Secondly, most investors in physical gold need to pay for secure storage.
"Unlike stocks and shares where you don't have to worry about it, gold actually costs to hold. The higher the interest rate goes in the States, the more it costs to hold gold," says David Govett, Marex Spectron's manager of precious metals, who estimates that the cost has doubled from about US4c a day per ounce to US8c or US9c, in a year.
Finally, other investments start to become more attractive propositions for investors when rates begin to climb.
"The banks start to improve their deposit rates for savers, so instead of saying 'I've put my money into gold because I'm getting zero in my bank account', suddenly you're going 'the bank is paying 1-2 per cent, I'll put some money back into the bank account and take it out of a riskier investment'," Govett says.
Prices have also seen little support from physical demand, Raevskiy argues, with weak uptake in India and China, the world's two largest gold markets.
However, climbing production costs have provided a floor that should ensure prices won't plunge to pre-crisis levels.
"Before the crisis, the annual production level for gold was around US$500 an ounce but nowadays you're talking about around US$1,000 an ounce," Govett says.
However, the catalysts to send gold soaring are few and far between.
A clumsy step on the international stage by Donald Trump could send investors scurrying back to traditional safe haven assets such as gold.
But while markets initially took fright at rising tensions between the US President and Kim Jong-un this summer, each bout of chest-beating has elicited a weaker reaction.
"It seems nowadays the markets have an extremely short memory. Now if North Korea has fired its latest weapon or it says this is tantamount to a declaration of war, gold doesn't move a single dollar," says Govett.
Some analysts have partly pinned the recent dip in gold's price on falling demand caused by the emergence of cryptocurrencies such as bitcoin.
Ned Naylor-Leyland, Old Mutual Gold & Silver Fund manager, describes bitcoin as "explicitly designed to be digital gold", and has been buying cryptocurrencies since April, long before the recent surge in demand. Up to 5 per cent of his war chest can be allocated to bitcoin and other digital currencies.
However, bitcoin's astronomical price rise this year, and wild volatility, has weakened its credentials as a store of wealth in turbulent times. Gold analysts also note that the yellow metal is a vastly larger and more liquid market: Bitcoin has capitalisation of about US$230bn, while the value of all the gold ever mined is nearer US$8 trillion.
Govett can see a limited crossover appeal but believes any impact is likely to be small.
"Gold is one of those markets that attracts a slightly lemming-like following. The lower it goes, people get disillusioned with it and it's hard to bring it back. The higher it goes, everyone jumps on the bandwagon. A little bit like bitcoin," he says.

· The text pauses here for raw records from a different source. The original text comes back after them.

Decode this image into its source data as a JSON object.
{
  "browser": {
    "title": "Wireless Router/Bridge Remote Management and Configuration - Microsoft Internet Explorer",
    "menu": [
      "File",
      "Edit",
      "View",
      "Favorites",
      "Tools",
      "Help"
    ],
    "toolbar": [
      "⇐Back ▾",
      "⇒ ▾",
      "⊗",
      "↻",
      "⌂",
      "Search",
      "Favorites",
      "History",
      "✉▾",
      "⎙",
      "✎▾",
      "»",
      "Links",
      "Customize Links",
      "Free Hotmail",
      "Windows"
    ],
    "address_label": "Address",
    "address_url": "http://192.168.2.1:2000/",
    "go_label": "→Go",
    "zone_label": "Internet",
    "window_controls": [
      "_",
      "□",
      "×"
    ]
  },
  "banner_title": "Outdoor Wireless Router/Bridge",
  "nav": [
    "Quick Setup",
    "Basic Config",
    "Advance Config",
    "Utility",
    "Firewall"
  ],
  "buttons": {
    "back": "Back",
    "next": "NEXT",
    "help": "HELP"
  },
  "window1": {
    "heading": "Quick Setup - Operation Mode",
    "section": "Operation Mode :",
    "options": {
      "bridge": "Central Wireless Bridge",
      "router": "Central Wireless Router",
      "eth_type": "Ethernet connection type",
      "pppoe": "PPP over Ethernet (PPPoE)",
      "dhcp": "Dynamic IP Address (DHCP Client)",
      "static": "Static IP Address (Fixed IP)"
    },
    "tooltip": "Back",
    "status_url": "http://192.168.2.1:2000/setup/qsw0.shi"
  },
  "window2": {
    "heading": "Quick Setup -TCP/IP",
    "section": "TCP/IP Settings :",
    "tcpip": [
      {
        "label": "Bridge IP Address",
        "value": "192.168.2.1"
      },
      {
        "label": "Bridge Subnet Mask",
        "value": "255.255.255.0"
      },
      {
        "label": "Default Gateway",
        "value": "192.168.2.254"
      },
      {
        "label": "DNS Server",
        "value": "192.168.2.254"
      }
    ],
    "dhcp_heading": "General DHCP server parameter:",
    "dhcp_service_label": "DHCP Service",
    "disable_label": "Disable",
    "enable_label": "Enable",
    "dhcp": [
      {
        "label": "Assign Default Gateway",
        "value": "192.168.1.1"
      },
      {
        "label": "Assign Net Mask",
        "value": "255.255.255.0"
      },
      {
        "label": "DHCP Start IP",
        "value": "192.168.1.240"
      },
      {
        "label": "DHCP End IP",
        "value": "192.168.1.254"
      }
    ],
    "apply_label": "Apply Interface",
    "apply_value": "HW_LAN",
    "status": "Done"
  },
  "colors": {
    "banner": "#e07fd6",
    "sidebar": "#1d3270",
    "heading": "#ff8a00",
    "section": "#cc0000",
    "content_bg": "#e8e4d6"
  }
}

"It wouldn't surprise me at all if people are pulling a bit of money out of gold and putting a bit into bitcoin."
Goldman Sachs has insisted that there is no evidence that bitcoin's incredible rise this year has prompted an exit from gold.
However, analysts at JP Morgan told clients this month that the launch of bitcoin futures contracts on major exchanges has the potential to add legitimacy to it as an emerging asset class and increase its appeal to investors, which could make it useful "as a store of wealth".
Lukman Otunuga, FXTM analyst, argues that gold and bitcoin cater for investors with very different mindsets but its "decentralised nature, fixed supply, and transportability could have some appeal for gold investors".
However, he adds: "Although the rapid rise in popularity of cryptocurrencies has encouraged market players to target bitcoin in times of uncertainty, there are other factors behind gold's recent dip. One of the culprits behind gold's decline could be the renewed sense of optimism over US tax reforms, which not only supported the dollar, but also stimulated risk sentiment."
With rising rates making other investments more alluring and digital currencies taking their first steps into the financial mainstream, it seems likely to be some time before gold regains its market shine.